Any livestock keeper who wants to farm extensively or to high welfare standards operating in Scotland is facing the same issue. Here is the case in a bit more detail:

  • One of the biggest challenges is finding an appropriate abattoir for their animals. Often if you are selling outside the conventional supply chain and trying to have financially viable businesses, there is a need to add value and find different markets, generally direct selling to the end consumer. A local abattoir network is therefore essential if these producers are going to transport their livestock to slaughter at a reasonable cost and maintain the high welfare standards expected by their customer base.
  • Many larger abattoirs are single-species whereas smaller producers often work on a mixed farming system with several farmed species to make their farming business viable.
  • Larger abattoirs often do not accept small numbers or carry out “private kills” where the farmer gets their own product back.  Many will not kill cattle over thirty months (OTM), making it more difficult for farmers rearing slow-growing animals in a low-input system to maintain a viable business model.
  • In some abattoirs and in some markets they use non-stun methods of slaughter, which many find unacceptable. Also, many sustainable farmers seek to make use of their animals “fifth quarter” – the hides, horn and offal – to add value to their product.  Accessing this part of the animal requires a supportive and local abattoir network.
  • Horned cattle and large pigs are also regularly excluded from abattoirs.  Outdoor-reared pigs, which tend to have a thicker coat than indoor-reared animals are often not able to be processed and they are skinned, reducing their saleable value.  
  • In addition, not all abattoirs have organic certification. 

So often all of these issues combine to reduce the viable options for local producers.

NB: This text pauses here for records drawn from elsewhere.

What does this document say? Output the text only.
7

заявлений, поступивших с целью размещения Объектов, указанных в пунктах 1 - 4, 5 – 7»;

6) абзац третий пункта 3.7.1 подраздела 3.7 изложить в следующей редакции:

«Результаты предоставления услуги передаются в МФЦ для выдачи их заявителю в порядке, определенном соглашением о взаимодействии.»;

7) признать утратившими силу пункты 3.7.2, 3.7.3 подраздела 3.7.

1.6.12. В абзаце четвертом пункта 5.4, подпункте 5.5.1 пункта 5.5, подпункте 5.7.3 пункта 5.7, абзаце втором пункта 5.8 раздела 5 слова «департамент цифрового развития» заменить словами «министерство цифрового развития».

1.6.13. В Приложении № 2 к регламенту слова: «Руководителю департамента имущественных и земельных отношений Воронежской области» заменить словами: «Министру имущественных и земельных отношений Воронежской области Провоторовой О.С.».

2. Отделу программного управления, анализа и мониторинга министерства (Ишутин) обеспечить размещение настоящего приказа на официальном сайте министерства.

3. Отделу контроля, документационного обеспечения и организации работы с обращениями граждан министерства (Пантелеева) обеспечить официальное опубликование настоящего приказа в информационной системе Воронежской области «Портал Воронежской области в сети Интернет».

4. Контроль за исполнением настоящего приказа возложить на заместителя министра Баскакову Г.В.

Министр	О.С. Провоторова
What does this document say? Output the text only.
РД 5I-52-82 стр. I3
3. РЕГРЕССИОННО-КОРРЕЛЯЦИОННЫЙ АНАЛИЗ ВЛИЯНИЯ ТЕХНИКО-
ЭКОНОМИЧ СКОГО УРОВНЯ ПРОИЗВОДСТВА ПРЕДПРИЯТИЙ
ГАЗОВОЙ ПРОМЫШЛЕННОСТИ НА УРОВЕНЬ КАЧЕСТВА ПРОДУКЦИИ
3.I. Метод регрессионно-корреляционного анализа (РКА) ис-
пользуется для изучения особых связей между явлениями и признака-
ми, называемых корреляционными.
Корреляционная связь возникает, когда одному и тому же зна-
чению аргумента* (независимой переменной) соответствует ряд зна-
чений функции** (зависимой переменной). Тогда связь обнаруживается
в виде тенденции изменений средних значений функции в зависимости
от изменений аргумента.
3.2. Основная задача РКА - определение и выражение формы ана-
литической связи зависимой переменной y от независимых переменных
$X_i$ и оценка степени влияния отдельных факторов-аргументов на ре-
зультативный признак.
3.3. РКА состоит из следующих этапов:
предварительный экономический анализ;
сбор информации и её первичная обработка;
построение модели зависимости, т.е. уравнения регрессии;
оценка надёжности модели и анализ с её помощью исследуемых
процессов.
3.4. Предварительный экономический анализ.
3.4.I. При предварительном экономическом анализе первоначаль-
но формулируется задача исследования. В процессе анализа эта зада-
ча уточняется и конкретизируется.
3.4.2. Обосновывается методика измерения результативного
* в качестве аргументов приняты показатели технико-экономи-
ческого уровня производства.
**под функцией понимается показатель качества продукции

It is important to recognise that most farmers, producers and consumers all want to use abattoirs that operate to the highest welfare standards. And those standards need to be enforced if they are to have any credibility; no one should object to that. Add to this the challenges now being faced by abattoir owners to find staff and veterinary oversight and we are facing a ‘perfect storm’.

What can we do:

  • Encourage the Scottish Government and agencies involved in the food chain to keep the cost of compliance to the absolute minimum consistent with maintaining standards if the abattoir network is to survive. That means ensuring enforcement is proportionate and efficient, and that means making the best use of the available technology. Could remote monitoring be used without compromising welfare?
  • Promote the investment into the local network, and for livestock keepers to use that network. The adage “use it or lose it” has never been more relevant.
  • Encourage Government interest in ensuring that the existing network is able to meet the changing demands on it. In particular, more abattoirs need to be able to take small numbers of nonstandard animals and return the fifth quarter. This could extend to enabling abattoirs to provide related services such as butchery, processing and packing. There needs to be incentives for this to happen, this could be done through revenue payments in the same way farmers will be rewarded for sustainable initiatives.
  • Lobby national and local Government to invest in the roll out of mobile and pop up abattoirs where there is no viable alternative. There will be challenges with water and with disposal of the by-products, but these have been overcome in other countries.

The most important thing we can all do is to ensure that this topic remains active – here at Appetite for Angus we are contacting as many livestock keepers as we can, but in particular working on behalf of our members to lobby and promote.